Gergő Elekes served as cinematographer alongside Gallai, and also edited the film and composed its music and sound design; Fershid Emini and Andreas H Grønner are credited with co-cinematography and as lighting technicians, and Grønner additionally as sound recordist. Neil Rowe created the visual effects, Pete Baez operated camera, and János Élő handled props. Still photography was by Pál Marton and Bálint Szántó. Colm Geoghegan designed the poster, Sándor Gál cut the trailer, and Áron Jakab was graphic designer. Shawn Michael Clankie, who voices Paul, also worked as script consultant, and Jennifer Rutherford was location scout. The closing credits present the film as a production of Elekes Pictures, Da Yamms Entertainment and Nguyen Bros. Production.
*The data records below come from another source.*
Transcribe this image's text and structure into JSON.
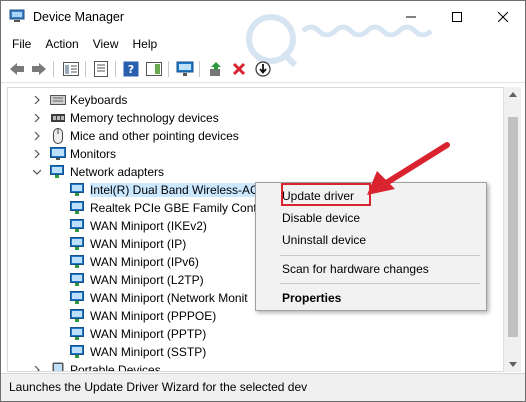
{
  "window": {
    "title": "Device Manager"
  },
  "menu": {
    "items": [
      "File",
      "Action",
      "View",
      "Help"
    ]
  },
  "toolbar": {
    "icons": [
      "back-arrow-icon",
      "forward-arrow-icon",
      "show-hide-tree-icon",
      "properties-icon",
      "help-icon",
      "action-pane-icon",
      "monitor-icon",
      "enable-device-icon",
      "uninstall-x-icon",
      "update-driver-icon"
    ]
  },
  "tree": {
    "rows": [
      {
        "label": "Keyboards",
        "expanded": false,
        "level": 1
      },
      {
        "label": "Memory technology devices",
        "expanded": false,
        "level": 1
      },
      {
        "label": "Mice and other pointing devices",
        "expanded": false,
        "level": 1
      },
      {
        "label": "Monitors",
        "expanded": false,
        "level": 1
      },
      {
        "label": "Network adapters",
        "expanded": true,
        "level": 1
      },
      {
        "label": "Intel(R) Dual Band Wireless-AC",
        "level": 2,
        "selected": true
      },
      {
        "label": "Realtek PCIe GBE Family Contro",
        "level": 2
      },
      {
        "label": "WAN Miniport (IKEv2)",
        "level": 2
      },
      {
        "label": "WAN Miniport (IP)",
        "level": 2
      },
      {
        "label": "WAN Miniport (IPv6)",
        "level": 2
      },
      {
        "label": "WAN Miniport (L2TP)",
        "level": 2
      },
      {
        "label": "WAN Miniport (Network Monit",
        "level": 2
      },
      {
        "label": "WAN Miniport (PPPOE)",
        "level": 2
      },
      {
        "label": "WAN Miniport (PPTP)",
        "level": 2
      },
      {
        "label": "WAN Miniport (SSTP)",
        "level": 2
      },
      {
        "label": "Portable Devices",
        "expanded": false,
        "level": 1
      }
    ]
  },
  "context_menu": {
    "items": [
      {
        "label": "Update driver",
        "bold": false,
        "highlighted": true
      },
      {
        "label": "Disable device",
        "bold": false
      },
      {
        "label": "Uninstall device",
        "bold": false
      },
      {
        "label": "Scan for hardware changes",
        "bold": false
      },
      {
        "label": "Properties",
        "bold": true
      }
    ]
  },
  "status": {
    "text": "Launches the Update Driver Wizard for the selected dev"
  },
  "colors": {
    "accent_red": "#d9232e",
    "selection": "#cce8ff",
    "icon_blue": "#1e78c8"
  }
}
The film features the songs "Shadowbridge", written and performed by Dane E. Connor, and "Just Kiss Me", written by Chris Shadel and Eric Ziegmont and performed by Eric Ziegmont's State of Shock.

== Release ==
BayView Entertainment released Project Skyquake in 2022, listing it as drama, mystery and science fiction. The film runs approximately 72 minutes.

== Reception ==
Alan Ng of Film Threat rated the film 7 out of 10, calling it "a mystery box film that weaves together sci-fi and religious tones" and noting that it is "self-aware enough to call out" The Blair Witch Project, "which, let's be honest, is exactly what inspired it". He wrote that "the low-budget approach actually works in the film's favor" and that "for a small-budget film, the special effects are quite impressive", singling out the sky sequences and their sound design and lighting, and said the skyquakes were "just the backdrop for a more emotional story" carried by Wilson and Saxon.

Lisa Marie Bowman of Through the Shattered Lens called it "an enjoyably creepy found footage film" and wrote that it "makes good use of its atmospheric locations, with the forest and the things found within growing significantly more threatening with each passing moment". She concluded that it was "a short but effective film about a real-world phenomena" that "will make you listen to the sky a little more carefully the next time you're standing underneath it".

(re)Search my Trash contrasted the film with the genre at large, writing that "too many found footage films nowadays consist of the actors clumsily try to improvise dialogue while using shaky camerawork to fake excitement and suspense", whereas Project Skyquake "has much more thought put into it, starting with the fact that the two protagonists just feel real". The review also noted that the guest stars, though filmed remotely, were "cleverly" integrated.

Jim Morazzini of Voices from the Balcony wrote that the film "kept me amused and occasionally weirded out", calling Rowe's effects "quite good for a low-budget film" and Elekes's score "sparse but effective". He also found the film "a bit on the talky side" before the characters reach their destination, wrote that some viewers would find the last act "a bit too strange" and that it "leaves a lot of questions unanswered at the final fade-out", and concluded that "the final act could have done with a bit tighter plotting and the sound levels seemed inconsistent at times".

Chris Ringler of The Spooky World of Chris Ringler was more mixed. He called the film "ably acted and shot well" and praised its use of faux-documentary technique, but criticised its unresolved plotting, writing that it "just can't seem to figure out what exactly is happening or won't tell us" and that the film was "decent enough, but there are too many questions with no answers". He concluded that "there is a really compelling and scary movie here that just isn't given a chance".

Writing for PopHorror, Tracy Allen called the film's visuals "stunning" and wrote that it "gives off a Blair Witch Project vibe, and in the best way possible", also praising its dialogue-driven approach. She said there was "very little in Project Skyquake that didn't resonate with me", while raising what she called minor criticisms: the absence of blood on recently killed cult members, and the inconsistency in which characters were affected by the skyquakes.